Mon fils souffre de RGO: reflux gastro-oesophagien. Mais c’est normal, dit le corps médical. Alors, il n’y a rien à faire. Sauf de maintenir bébé à la verticale et lui faire faire des rots fréquents. Normal, donc, de voir bébé vomir - oui, même après un rot et en position verticale -, se tortiller et accumuler une dette de sommeil énorme, car les reflux l’empêchent de s’endormir et que pour s’apaiser il voudrait bien téter, mais le lait le fait vomir. Vous voyez le cercle vicieux?

Alors, 8 semaines post-accouchement, à ce moment où tout devait devenir facile, j’ai fait mon deuil de l’allaitement tel que je l’imaginais. J’allaite encore, mais le plaisir a fait place à la crainte. Mon plaisir, je le trouve ailleurs, dans ces moments de grâce où la douleur s’estompe et que mon fils me gratifie de ses plus beaux sourires. Car il a un tempérament exceptionnel. Si la douleur le fait pleurer, tout le reste l’émerveille et l’amuse, ce qu’il communique à grands coups de gazouillis heureux.
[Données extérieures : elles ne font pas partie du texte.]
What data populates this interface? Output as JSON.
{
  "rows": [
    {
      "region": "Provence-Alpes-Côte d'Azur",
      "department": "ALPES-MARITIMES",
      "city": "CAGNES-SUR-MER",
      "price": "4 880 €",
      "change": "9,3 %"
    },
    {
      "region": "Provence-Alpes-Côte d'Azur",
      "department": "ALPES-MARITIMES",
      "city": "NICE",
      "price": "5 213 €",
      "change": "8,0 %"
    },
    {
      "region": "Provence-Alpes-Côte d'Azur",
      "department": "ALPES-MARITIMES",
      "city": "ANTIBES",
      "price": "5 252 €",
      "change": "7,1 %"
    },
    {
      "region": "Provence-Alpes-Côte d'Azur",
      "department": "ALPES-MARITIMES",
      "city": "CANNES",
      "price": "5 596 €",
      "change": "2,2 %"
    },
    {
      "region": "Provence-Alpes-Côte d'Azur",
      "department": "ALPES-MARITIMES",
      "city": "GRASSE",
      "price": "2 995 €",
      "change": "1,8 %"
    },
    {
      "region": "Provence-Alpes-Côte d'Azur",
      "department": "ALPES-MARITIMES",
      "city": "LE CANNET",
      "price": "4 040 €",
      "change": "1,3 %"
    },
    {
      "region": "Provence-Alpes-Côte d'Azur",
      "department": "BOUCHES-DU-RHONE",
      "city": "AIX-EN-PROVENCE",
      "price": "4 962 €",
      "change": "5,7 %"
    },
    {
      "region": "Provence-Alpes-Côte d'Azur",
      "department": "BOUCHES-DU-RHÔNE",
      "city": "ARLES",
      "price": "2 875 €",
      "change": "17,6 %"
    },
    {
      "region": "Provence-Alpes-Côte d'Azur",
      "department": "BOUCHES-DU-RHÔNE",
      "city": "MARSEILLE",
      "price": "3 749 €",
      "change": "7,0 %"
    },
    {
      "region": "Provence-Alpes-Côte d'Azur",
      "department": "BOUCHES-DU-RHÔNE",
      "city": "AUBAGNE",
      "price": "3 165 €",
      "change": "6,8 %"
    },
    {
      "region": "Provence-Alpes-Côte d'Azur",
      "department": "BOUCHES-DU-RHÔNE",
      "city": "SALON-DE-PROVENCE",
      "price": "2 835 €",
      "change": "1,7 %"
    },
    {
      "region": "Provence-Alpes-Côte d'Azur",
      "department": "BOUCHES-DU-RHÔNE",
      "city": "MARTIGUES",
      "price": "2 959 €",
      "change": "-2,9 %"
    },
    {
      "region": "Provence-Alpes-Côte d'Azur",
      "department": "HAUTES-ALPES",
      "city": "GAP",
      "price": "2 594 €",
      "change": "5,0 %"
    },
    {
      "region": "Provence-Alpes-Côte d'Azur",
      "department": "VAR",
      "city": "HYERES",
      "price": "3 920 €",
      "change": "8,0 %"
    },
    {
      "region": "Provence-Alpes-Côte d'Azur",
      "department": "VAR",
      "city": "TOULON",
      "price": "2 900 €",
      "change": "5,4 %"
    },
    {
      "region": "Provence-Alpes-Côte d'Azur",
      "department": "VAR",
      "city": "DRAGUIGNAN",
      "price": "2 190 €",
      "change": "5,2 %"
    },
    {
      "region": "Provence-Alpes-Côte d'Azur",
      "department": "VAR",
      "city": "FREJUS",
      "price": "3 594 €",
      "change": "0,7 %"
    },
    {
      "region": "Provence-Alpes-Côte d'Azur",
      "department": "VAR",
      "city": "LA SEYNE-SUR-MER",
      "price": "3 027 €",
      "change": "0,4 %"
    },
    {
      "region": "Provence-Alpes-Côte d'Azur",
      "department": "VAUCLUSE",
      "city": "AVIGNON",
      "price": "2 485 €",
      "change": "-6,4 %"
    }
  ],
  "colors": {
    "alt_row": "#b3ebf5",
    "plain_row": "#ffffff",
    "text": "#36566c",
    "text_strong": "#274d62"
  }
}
J’ai fait mon deuil de la proximité qu’offre l’allaitement en la trouvant dans le portage. Emballé dans sa belle écharpe tissée, je le garde à la verticale en lui donnant tout le réconfort que le lait ne sait lui procurer. Quand il s’endort enfin, tout s’efface et me donne l’énergie nécessaire pour faire face à la prochaine crise.